2008-03-20

Hooray for OCLC Pica customer response !

In my post about our Google Book Search implementation, I mentioned that we could only do this for records containing an ISBN. Google also accepts other identifiers, like oclc numbers and the numbers of the Library of Congres.
We don't have that data recorded, but all of our records end up in Worldcat. Time to get in touch with OCLC pica, the European branch of OCLC, which manages our Dutch Union Catalog and makes sure these records are also uploaded to Worldcat.

I had a short but fruitful email communication. Their first reaction helped me to understand that I can locate a corresponding record in Worldcat using a URL containing the PPN (Pica Production Number) which we do record, since that is the identifier for the Dutch Union Catalog. That's neat. I can now point to Worldcat's 'Find in a Library close to you' page, from the catalog record, for books out on loan or non Wageningen UR users. On the resulting page the OCLC number is present. I could do some page scraping (which is pretty easy, since we only use XML tools and worldcat returns XHTML pages (bravo !)), but it is not elegant and pretty slow as well. I mentioned this to OCLC pica and also pointed that the link from Worldcat to our local catalog should always be based upon the PPN. (Worldcat only does this for non ISBN holding records and accidentally does this using the OCLC number in stead of the PPN). OCLC Pica responded quickly that it was indeed better to have a small service to request for the OCLC number when providing a PPN and that they would make this available to me before the end of March. I was astonished. Isn't that great. When I thanked for this immediate response, I took the liberty to request if they would add the Library of Congres number with the response as well.

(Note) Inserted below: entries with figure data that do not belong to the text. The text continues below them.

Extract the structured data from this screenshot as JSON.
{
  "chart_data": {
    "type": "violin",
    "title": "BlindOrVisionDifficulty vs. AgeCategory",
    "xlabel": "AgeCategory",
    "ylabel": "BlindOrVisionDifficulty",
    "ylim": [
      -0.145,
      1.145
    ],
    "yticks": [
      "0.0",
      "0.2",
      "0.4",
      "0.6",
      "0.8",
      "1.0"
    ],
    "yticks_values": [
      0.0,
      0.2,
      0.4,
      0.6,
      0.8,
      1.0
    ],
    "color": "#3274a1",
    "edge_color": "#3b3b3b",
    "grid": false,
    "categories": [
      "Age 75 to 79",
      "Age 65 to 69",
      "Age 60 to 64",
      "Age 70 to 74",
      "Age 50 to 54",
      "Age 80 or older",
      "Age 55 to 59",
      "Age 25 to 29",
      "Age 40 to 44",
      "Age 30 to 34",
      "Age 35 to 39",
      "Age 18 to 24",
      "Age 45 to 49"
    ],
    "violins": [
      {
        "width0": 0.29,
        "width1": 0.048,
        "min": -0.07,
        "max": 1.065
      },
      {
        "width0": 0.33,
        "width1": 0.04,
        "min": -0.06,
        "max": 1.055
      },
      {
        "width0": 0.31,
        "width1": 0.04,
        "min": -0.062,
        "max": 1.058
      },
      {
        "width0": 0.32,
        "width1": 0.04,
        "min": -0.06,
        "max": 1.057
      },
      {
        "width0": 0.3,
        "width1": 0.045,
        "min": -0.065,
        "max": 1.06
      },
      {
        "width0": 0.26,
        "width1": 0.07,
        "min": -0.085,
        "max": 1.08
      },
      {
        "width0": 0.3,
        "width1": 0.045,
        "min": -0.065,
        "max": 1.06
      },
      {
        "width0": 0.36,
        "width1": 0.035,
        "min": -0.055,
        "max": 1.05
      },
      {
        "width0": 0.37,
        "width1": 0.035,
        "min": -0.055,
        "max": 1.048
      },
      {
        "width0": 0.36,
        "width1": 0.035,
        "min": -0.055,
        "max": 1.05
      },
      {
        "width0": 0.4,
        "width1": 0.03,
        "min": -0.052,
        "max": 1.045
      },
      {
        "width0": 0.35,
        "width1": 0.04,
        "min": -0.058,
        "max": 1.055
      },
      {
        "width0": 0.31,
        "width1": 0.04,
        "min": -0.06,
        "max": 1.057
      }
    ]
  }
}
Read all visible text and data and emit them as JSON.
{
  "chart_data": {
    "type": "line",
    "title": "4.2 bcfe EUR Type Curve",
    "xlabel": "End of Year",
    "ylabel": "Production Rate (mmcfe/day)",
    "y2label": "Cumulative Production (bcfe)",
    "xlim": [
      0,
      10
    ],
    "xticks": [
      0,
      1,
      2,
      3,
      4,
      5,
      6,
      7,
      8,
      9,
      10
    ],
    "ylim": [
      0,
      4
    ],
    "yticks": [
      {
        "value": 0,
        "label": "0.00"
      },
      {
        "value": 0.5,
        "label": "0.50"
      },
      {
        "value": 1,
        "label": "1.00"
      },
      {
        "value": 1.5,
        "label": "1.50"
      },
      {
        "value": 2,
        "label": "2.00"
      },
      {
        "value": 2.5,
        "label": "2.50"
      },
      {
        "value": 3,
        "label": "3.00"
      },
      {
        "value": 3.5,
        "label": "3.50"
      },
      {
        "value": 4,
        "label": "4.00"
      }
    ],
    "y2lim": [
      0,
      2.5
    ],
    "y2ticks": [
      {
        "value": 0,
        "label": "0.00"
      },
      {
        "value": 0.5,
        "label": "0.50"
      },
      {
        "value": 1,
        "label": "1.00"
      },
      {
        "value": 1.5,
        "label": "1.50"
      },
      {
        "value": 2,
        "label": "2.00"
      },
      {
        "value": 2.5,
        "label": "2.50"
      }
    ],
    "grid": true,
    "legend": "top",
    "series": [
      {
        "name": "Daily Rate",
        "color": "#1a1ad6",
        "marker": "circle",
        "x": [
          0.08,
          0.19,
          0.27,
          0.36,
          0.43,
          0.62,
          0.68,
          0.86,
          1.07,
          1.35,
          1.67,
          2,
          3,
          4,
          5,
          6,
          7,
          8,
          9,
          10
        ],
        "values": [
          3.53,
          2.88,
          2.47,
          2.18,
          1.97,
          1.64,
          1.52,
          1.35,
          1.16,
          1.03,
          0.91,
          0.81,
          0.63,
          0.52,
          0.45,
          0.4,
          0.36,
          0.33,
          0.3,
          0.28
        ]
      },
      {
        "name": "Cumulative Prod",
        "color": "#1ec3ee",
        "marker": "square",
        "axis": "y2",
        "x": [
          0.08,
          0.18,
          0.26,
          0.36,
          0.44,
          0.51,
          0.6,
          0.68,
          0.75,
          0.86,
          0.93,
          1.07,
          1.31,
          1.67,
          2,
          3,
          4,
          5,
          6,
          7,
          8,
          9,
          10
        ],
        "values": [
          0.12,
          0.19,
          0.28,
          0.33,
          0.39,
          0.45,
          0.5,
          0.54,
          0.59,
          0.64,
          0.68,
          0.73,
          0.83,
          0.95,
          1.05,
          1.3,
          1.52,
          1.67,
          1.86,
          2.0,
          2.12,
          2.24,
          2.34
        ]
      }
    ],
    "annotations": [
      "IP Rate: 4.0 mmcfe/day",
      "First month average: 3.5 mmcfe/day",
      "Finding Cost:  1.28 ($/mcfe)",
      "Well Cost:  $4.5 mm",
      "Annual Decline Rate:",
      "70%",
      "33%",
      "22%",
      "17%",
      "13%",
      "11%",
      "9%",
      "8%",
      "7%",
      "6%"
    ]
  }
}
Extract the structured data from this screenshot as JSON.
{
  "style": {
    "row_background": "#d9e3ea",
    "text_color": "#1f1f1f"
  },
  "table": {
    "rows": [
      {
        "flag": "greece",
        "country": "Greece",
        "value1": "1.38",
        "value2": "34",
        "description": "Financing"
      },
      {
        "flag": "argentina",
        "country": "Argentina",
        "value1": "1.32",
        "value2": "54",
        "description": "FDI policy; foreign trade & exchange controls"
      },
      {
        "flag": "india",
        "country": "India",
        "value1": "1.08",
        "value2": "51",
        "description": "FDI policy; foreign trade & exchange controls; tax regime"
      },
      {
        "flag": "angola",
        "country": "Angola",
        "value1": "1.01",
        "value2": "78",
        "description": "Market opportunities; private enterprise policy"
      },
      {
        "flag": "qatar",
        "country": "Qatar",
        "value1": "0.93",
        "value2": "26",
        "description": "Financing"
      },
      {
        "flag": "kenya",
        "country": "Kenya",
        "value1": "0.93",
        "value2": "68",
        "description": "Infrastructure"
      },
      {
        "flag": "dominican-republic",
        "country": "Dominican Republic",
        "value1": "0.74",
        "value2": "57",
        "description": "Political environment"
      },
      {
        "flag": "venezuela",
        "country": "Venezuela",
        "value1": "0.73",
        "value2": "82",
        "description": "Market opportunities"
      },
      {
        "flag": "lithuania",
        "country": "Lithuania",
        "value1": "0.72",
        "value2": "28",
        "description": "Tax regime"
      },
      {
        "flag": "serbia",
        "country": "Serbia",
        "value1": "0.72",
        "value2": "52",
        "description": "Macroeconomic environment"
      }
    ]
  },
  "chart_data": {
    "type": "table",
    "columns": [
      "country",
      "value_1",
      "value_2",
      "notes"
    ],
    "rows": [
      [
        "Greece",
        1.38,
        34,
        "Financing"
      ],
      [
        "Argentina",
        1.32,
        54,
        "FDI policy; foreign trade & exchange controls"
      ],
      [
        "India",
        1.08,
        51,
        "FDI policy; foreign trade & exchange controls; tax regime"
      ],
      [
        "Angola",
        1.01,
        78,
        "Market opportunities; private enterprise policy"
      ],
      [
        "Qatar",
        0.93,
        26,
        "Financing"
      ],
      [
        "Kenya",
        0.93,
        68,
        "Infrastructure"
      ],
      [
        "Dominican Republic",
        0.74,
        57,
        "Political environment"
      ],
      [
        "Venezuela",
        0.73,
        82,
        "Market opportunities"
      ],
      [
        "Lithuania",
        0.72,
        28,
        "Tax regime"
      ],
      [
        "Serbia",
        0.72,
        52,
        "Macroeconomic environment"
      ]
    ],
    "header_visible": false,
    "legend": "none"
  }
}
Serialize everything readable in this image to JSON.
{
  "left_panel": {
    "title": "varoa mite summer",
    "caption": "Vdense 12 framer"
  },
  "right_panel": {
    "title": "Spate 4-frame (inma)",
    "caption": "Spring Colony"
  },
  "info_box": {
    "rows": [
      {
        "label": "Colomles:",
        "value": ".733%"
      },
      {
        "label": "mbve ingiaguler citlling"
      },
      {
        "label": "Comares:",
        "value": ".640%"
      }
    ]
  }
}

Thanks Martin.

2008-03-19

Hooray for Google customer response !

It was not easy to find an appropriate response form on Google's web site to complain about my problems using the Google Books API. I found a form that was supposedly for authors and publishers wanting to advocate their book on Google Books and used it. Google responded today:
Thank you for notifying us of this problem regarding our API. I have forwarded these issues on to our specialists, who will look into the matter. Please feel free to reply to this email if you have any further details about the difficulties you are experiencing.

Sincerely,
Greg
The Google Book Search Team


I noticed earlier (when Google introduced URL resolving in Google Scholar) that they can be quite responsive. Of course I haven't got a solution yet. But have you ever had a response on your problems with Microsoft, even though we pay them for their products ?

2008-03-18

Google books API. Do they really want you to use it ......

Last week there has been a lot of discussion about the Google Books API, allowing one to check whether Google has a book description, can provide you with a cover and tell you whether it has scanned the book completely or partly. Examples for scripts appeared on the Google books site, Tim Spalding gave examples on the LibraryThing Thingology blog and Godmar Back responded with some alternate scripts on the code4lib discussion list.
Ex Libris announced proudly that they had implemented the 'About this book' product into their products and that it only took a week to get the link in place. Sunday evening at 11:00 pm. I decided to see wether it would be difficult to implement this into our OPAC. Just after midnight I had implemented it and it has been running since.
As Wouter Gerritsma explains in his blog, we can only check Google for a book, when we have an ISBN. Now we want to be able to do it for books that have not got a ISBN, using the OCLC number which we have not registered in our records. However, we do have a PPN (Pica Production Number) and OCLC Pica makes sure our titles end up in worldcat, so we should be able to get hold of the OCLC number.

So far so good.
But Google has some policies that obstruct the usage of their API. A product like SFX may suffer severely from this. (Depending on the way they are going to implement this) It surely affected our implementation severely and now I am trying to find a way to get around this.

I don't know if you have ever experienced to end up with the We're sorry .... message of Google, telling you that you probably are infected with spyware or some virus. (Some people are really shocked when they see this warning !!)
Google sends this message when it detects 'anomalous queries' from one single IP adress. We occasionally see this error in Wageningen and I am not sure if some computer on the university network does some extreme Google access or whether it is just busy with people searching Google. All the request from the network look like coming from one or just a few computers to Google, due to the network address translation on the firewall. Anyway, Google books seems to suffer much harder from this problem than other Google services. Just a few hours after implementation, the API did not respond with a JSON object (containing the requested information for this service) but with an ordinary html page, the 'We're sorry page' messing up this service completely.
I can hardly believe this is just caused by implementing this service, so I have now defined a ProxyPass directive on the web server so requests to Google for the API go via our library web server. Google will see all requests coming from this server now. This way we avoid it to see the requests coming from the firewall gateway and we will not suffer from all other Wageningen UR PC's searching Google. If this does not solve the problem, I will be sure that Google will see normal usage of the API as unwanted traffic. If so, what kind of API are they offering us ?? For the Google Map API or the Google Custom Search API they have a so called access key to use this service, I guess that would be the way to go for this API to prevent unwanted use.